Di Teminabuan, 15 tahun setelah Perang Dunia II, mulai dibangun jalan tembus dari Ayamaru. Jalan yang melewati Kampung Waren itu difungsikan sebagai sarana transportasi khususnya untuk mengangkut hasil perkebunan kopi yang ada Moswaren. Sebab, sebelum dan sesudah Perang Pasifik, Belanda membuka perkebunan kopi disana.
Hingga tahun 1990, barang peninggalan perkebunan kopi itu masih bisa dilihat. Sayangnya, sebagaimana di lokasi lainnya ada tangan-tangan jahil, di Moswaren juga akhirnya jejak peninggalan Belanda itu hilang karena ulah tangan-tangan jahil tersebut. Menurut informasi warga Moswaren, dulu sempat melihat alat berat, senapan anti-aircraft yang besar dan juga semacam kerangkeng besi.
Keberagaman di Teminabuan Bag. 1
Pada 1994, sekitar 200 orang Jawa ditempatkan di Moswaren. Mereka disebar menjadi dua satuan pemukiman atau SP, yaitu di SP 1 dan SP 2. Karena datangnya dari arah Ayamaru, maka lokasi SP 1 terletak di bagian yang ke arah Ayamaru, sedangkan SP 2 di bagian ke arah menuju Teminabuan.
Jaab Timer menulis demikian dalam makalahnya, A Bibliographic Essay on the Southwestern Kepala Burung (Bird’s Head, Doberai) of Papua, “Just outside the Teminabuan sub-district, in the subdistrict of Aitinyo there is a so-called transmigration site in Moswaren where around two hundred Javanese attempt to make a living.”
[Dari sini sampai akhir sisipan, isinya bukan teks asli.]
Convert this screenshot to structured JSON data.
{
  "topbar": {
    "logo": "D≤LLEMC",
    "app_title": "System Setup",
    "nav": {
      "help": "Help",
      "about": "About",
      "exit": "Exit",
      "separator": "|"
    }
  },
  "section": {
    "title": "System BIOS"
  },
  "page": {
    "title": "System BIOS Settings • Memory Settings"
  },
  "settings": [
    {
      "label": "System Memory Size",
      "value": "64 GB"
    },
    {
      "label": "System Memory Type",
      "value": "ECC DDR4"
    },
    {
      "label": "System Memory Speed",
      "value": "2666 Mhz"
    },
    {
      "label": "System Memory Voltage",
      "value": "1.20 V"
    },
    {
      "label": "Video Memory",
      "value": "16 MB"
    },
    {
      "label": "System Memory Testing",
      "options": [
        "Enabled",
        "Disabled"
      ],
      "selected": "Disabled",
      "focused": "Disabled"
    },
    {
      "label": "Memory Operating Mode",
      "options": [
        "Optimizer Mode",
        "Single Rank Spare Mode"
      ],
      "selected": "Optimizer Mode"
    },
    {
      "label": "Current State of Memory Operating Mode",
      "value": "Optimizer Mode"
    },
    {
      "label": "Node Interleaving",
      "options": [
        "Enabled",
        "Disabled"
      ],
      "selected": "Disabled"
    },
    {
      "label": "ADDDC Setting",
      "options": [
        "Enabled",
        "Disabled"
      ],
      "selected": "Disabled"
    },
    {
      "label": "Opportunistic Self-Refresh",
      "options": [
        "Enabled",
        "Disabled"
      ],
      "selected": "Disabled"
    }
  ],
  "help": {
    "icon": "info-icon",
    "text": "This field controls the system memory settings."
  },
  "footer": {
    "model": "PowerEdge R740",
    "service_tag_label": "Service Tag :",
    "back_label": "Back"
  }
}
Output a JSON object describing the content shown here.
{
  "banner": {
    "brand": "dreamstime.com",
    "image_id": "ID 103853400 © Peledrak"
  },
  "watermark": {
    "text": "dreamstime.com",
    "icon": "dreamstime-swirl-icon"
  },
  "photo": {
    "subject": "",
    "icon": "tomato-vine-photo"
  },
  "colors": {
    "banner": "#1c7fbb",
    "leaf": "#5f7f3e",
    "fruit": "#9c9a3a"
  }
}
Selain orang-orang Jawa, kini orang-orang Bugis, Buton dan Makassar atau dikenal dengan singkatan BBM juga mulai menempati kawasan sekitar Teminabuan. Begitu juga orang-orang dari Manado dan Toraja, mulai mengisi di kantor pemerintahan. Sebagian kecil orang Batak juga menjadi guru.
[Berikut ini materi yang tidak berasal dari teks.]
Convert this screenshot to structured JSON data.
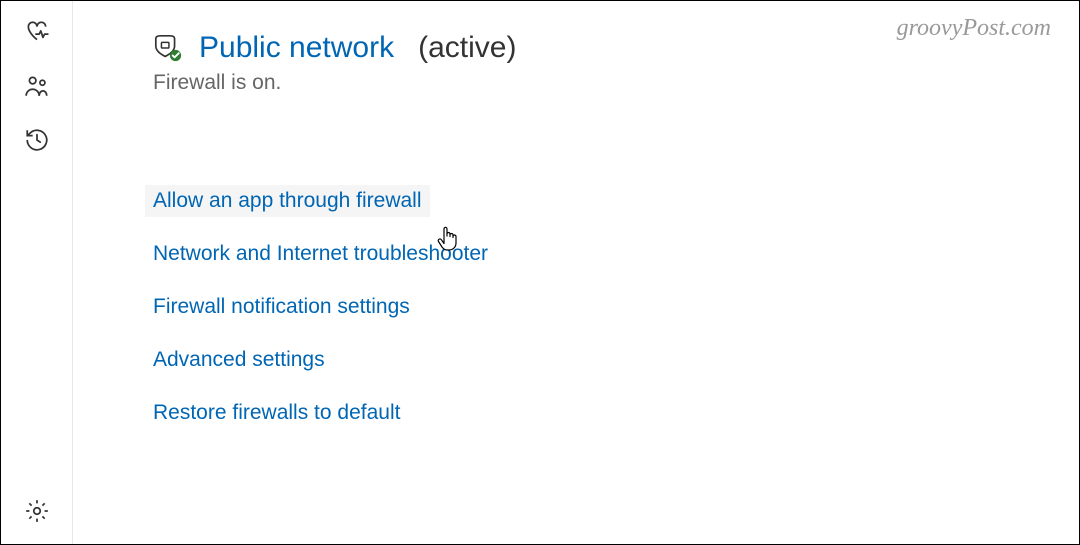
{
  "sidebar": {
    "items": [
      {
        "name": "device-performance-health-icon"
      },
      {
        "name": "family-options-icon"
      },
      {
        "name": "protection-history-icon"
      }
    ],
    "bottom": {
      "name": "settings-icon"
    }
  },
  "header": {
    "icon": "public-network-shield-icon",
    "title": "Public network",
    "status": "(active)"
  },
  "subtitle": "Firewall is on.",
  "links": [
    {
      "label": "Allow an app through firewall"
    },
    {
      "label": "Network and Internet troubleshooter"
    },
    {
      "label": "Firewall notification settings"
    },
    {
      "label": "Advanced settings"
    },
    {
      "label": "Restore firewalls to default"
    }
  ],
  "watermark": "groovyPost.com"
}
Adalah menjadi suatu kebiasaan di kawasan Timur ini, bahwa terkadang nama-nama tempat merupakan singkatan atau akronim dari beberapa nama. Misalnya, di Kota Sorong ada nama HBM yang merupakan kependekan dari Holland Beton Maatschappij. Ada juga UT (dibaca Yu-Ti) di Kilo 13 yang berasal dari United Tractors.
Di Ayamaru, Maybrat, kita kenal juga nama Fategomi yang merupakan singkatan dari nama beberapa kampung. Kampung baru itu terdiri dari empat nama, yaitu Faan, Tehak, Gohsames dan Mirapan. Ini merupakan kampung awal dimana roda pemerintahan pernah dijalankan disana. Oleh sebab itu, dengan alasan sejarah tersebut, Fategomi layak diusulkan menjadi ibukota Kabupaten.\
Di kawasan Beraur (Berau) yang mencakup kampung Suku Kokoda, ada nama Nebes. Kampung Nebes merupakan singkatan dari Negeri Besar. Negeri Besar sendiri telah mengalami beberapa kali pemekaran sehingga memunculkan banyak kampung baru lagi. Bahkan, kini sudah menjadi Distrik Kokoda dengan ibukota di Kampung Tarof.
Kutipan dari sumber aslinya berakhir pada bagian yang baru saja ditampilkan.